Innovate less. Steal more. Proven-Better-New. from Zynga founder

Andrew

Andrew

Jun 14, 2026

3 min read

Mark Pincus’ central argument is that successful products do not require radical innovation in every area. In fact, trying to reinvent everything is usually why founders fail. His product philosophy is Proven. Better. New. Start with something already proven for the audience, use case, and platform. Do not mess with what already works. Then identify one clear thing that users would obviously prefer, such as lower friction, no download, faster access, cheaper pricing, or easier onboarding. Finally, add one “new” element, but treat it carefully because most new ideas fail before one finally works.

For Zynga Poker, the proven part was poker itself: the table, cards, dealer, sounds, and basic game rules. The better part was removing the need to download software because Zynga did not involve real money gambling. The new part was adding real people and friends around the table, turning poker into a social experience. This pattern let Zynga move faster because they were not trying to innovate everywhere at once.

Pincus also emphasizes the idea of heat or true signal. When a product has real pull, you can feel it. Everything lights up: users talk about it, click on it, return to it, and care about it. If you need endless spreadsheets and metrics to convince yourself that something is working, it probably is not working strongly enough. Great products touch a deep human instinct or unmet need. They feel magical because they express something people already wanted but could not fully articulate.

Another key idea is winning instincts, losing ideas. Pincus says founders often have the right instinct but attach it to the wrong product idea. Tribe.net had strong instincts around social networking, trust, and online communities, but the execution was wrong.

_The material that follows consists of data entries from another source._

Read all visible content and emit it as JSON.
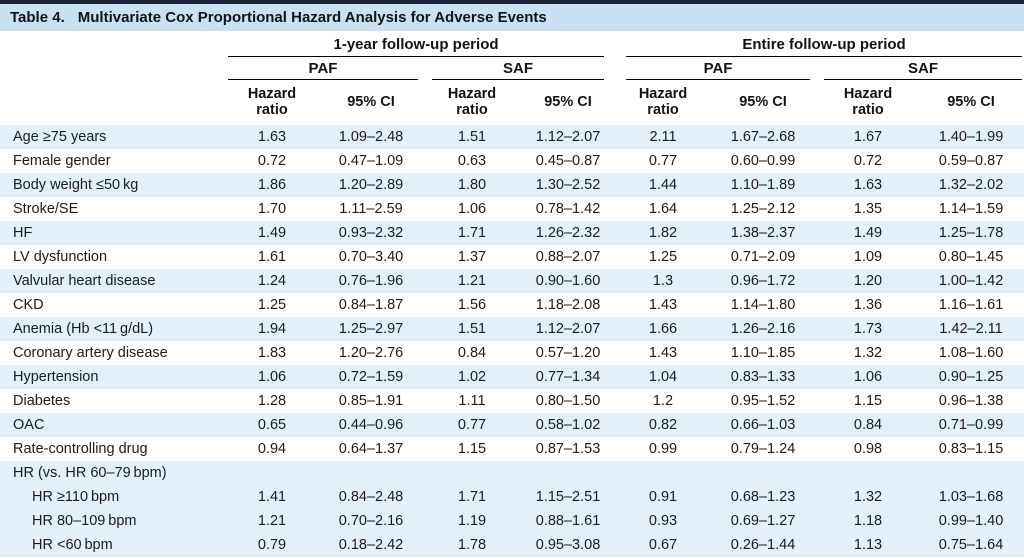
{
  "title": {
    "label": "Table 4.",
    "text": "Multivariate Cox Proportional Hazard Analysis for Adverse Events"
  },
  "colors": {
    "top_rule": "#1a2235",
    "title_band": "#c8e2f4",
    "row_stripe": "#e3f0fa",
    "text": "#1b1b1b",
    "header_rule": "#000000"
  },
  "table": {
    "groups": [
      "1-year follow-up period",
      "Entire follow-up period"
    ],
    "subgroups": [
      "PAF",
      "SAF",
      "PAF",
      "SAF"
    ],
    "measures": {
      "hr": "Hazard\nratio",
      "ci": "95% CI"
    },
    "rows": [
      {
        "label": "Age ≥75 years",
        "indent": false,
        "shaded": true,
        "values": [
          "1.63",
          "1.09–2.48",
          "1.51",
          "1.12–2.07",
          "2.11",
          "1.67–2.68",
          "1.67",
          "1.40–1.99"
        ]
      },
      {
        "label": "Female gender",
        "indent": false,
        "shaded": false,
        "values": [
          "0.72",
          "0.47–1.09",
          "0.63",
          "0.45–0.87",
          "0.77",
          "0.60–0.99",
          "0.72",
          "0.59–0.87"
        ]
      },
      {
        "label": "Body weight ≤50 kg",
        "indent": false,
        "shaded": true,
        "values": [
          "1.86",
          "1.20–2.89",
          "1.80",
          "1.30–2.52",
          "1.44",
          "1.10–1.89",
          "1.63",
          "1.32–2.02"
        ]
      },
      {
        "label": "Stroke/SE",
        "indent": false,
        "shaded": false,
        "values": [
          "1.70",
          "1.11–2.59",
          "1.06",
          "0.78–1.42",
          "1.64",
          "1.25–2.12",
          "1.35",
          "1.14–1.59"
        ]
      },
      {
        "label": "HF",
        "indent": false,
        "shaded": true,
        "values": [
          "1.49",
          "0.93–2.32",
          "1.71",
          "1.26–2.32",
          "1.82",
          "1.38–2.37",
          "1.49",
          "1.25–1.78"
        ]
      },
      {
        "label": "LV dysfunction",
        "indent": false,
        "shaded": false,
        "values": [
          "1.61",
          "0.70–3.40",
          "1.37",
          "0.88–2.07",
          "1.25",
          "0.71–2.09",
          "1.09",
          "0.80–1.45"
        ]
      },
      {
        "label": "Valvular heart disease",
        "indent": false,
        "shaded": true,
        "values": [
          "1.24",
          "0.76–1.96",
          "1.21",
          "0.90–1.60",
          "1.3",
          "0.96–1.72",
          "1.20",
          "1.00–1.42"
        ]
      },
      {
        "label": "CKD",
        "indent": false,
        "shaded": false,
        "values": [
          "1.25",
          "0.84–1.87",
          "1.56",
          "1.18–2.08",
          "1.43",
          "1.14–1.80",
          "1.36",
          "1.16–1.61"
        ]
      },
      {
        "label": "Anemia (Hb <11 g/dL)",
        "indent": false,
        "shaded": true,
        "values": [
          "1.94",
          "1.25–2.97",
          "1.51",
          "1.12–2.07",
          "1.66",
          "1.26–2.16",
          "1.73",
          "1.42–2.11"
        ]
      },
      {
        "label": "Coronary artery disease",
        "indent": false,
        "shaded": false,
        "values": [
          "1.83",
          "1.20–2.76",
          "0.84",
          "0.57–1.20",
          "1.43",
          "1.10–1.85",
          "1.32",
          "1.08–1.60"
        ]
      },
      {
        "label": "Hypertension",
        "indent": false,
        "shaded": true,
        "values": [
          "1.06",
          "0.72–1.59",
          "1.02",
          "0.77–1.34",
          "1.04",
          "0.83–1.33",
          "1.06",
          "0.90–1.25"
        ]
      },
      {
        "label": "Diabetes",
        "indent": false,
        "shaded": false,
        "values": [
          "1.28",
          "0.85–1.91",
          "1.11",
          "0.80–1.50",
          "1.2",
          "0.95–1.52",
          "1.15",
          "0.96–1.38"
        ]
      },
      {
        "label": "OAC",
        "indent": false,
        "shaded": true,
        "values": [
          "0.65",
          "0.44–0.96",
          "0.77",
          "0.58–1.02",
          "0.82",
          "0.66–1.03",
          "0.84",
          "0.71–0.99"
        ]
      },
      {
        "label": "Rate-controlling drug",
        "indent": false,
        "shaded": false,
        "values": [
          "0.94",
          "0.64–1.37",
          "1.15",
          "0.87–1.53",
          "0.99",
          "0.79–1.24",
          "0.98",
          "0.83–1.15"
        ]
      },
      {
        "label": "HR (vs. HR 60–79 bpm)",
        "indent": false,
        "shaded": true,
        "values": [
          "",
          "",
          "",
          "",
          "",
          "",
          "",
          ""
        ]
      },
      {
        "label": "HR ≥110 bpm",
        "indent": true,
        "shaded": true,
        "values": [
          "1.41",
          "0.84–2.48",
          "1.71",
          "1.15–2.51",
          "0.91",
          "0.68–1.23",
          "1.32",
          "1.03–1.68"
        ]
      },
      {
        "label": "HR 80–109 bpm",
        "indent": true,
        "shaded": true,
        "values": [
          "1.21",
          "0.70–2.16",
          "1.19",
          "0.88–1.61",
          "0.93",
          "0.69–1.27",
          "1.18",
          "0.99–1.40"
        ]
      },
      {
        "label": "HR <60 bpm",
        "indent": true,
        "shaded": true,
        "values": [
          "0.79",
          "0.18–2.42",
          "1.78",
          "0.95–3.08",
          "0.67",
          "0.26–1.44",
          "1.13",
          "0.75–1.64"
        ]
      }
    ]
  }
}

It had viral growth but poor retention, which he calls a “sinking speedboat”: new users came in fast, but leaked out just as quickly. The solution is not more growth. The solution is fixing the hole.

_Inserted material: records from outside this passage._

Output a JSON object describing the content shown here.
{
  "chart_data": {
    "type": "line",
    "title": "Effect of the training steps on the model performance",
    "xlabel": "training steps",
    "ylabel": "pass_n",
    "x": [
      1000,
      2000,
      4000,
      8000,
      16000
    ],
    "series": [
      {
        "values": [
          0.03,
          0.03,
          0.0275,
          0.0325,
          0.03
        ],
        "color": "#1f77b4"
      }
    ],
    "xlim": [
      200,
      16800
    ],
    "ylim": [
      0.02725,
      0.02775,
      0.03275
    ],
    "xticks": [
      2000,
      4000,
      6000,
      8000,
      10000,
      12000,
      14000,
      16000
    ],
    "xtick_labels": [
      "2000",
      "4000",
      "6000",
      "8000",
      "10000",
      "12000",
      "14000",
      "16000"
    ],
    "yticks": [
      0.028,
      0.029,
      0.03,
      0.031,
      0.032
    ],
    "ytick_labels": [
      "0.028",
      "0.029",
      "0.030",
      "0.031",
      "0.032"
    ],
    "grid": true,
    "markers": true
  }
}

He is skeptical of the traditional MVP approach because teams often spend too long building something “viable” before testing whether anyone wants it. Instead, he recommends building a failure machine: test many rough versions of ideas quickly, especially at the top of the funnel. The goal is not to prove you are right. The goal is to discover what users actually respond to. “Meh” is worse than “no” because it gives weak, confusing feedback.

Pincus also talks about founder mode. To him, founders must preserve agency. They should listen carefully, seek truth from everyone, but ultimately make the decision themselves. A company is not a democracy. It needs one accountable leader with a clear goal, otherwise it suffers “death by a thousand compromises.”

Overall, his message is practical: copy what works, improve obvious friction, isolate innovation, test fast, trust real signal, and build from offense rather than fear.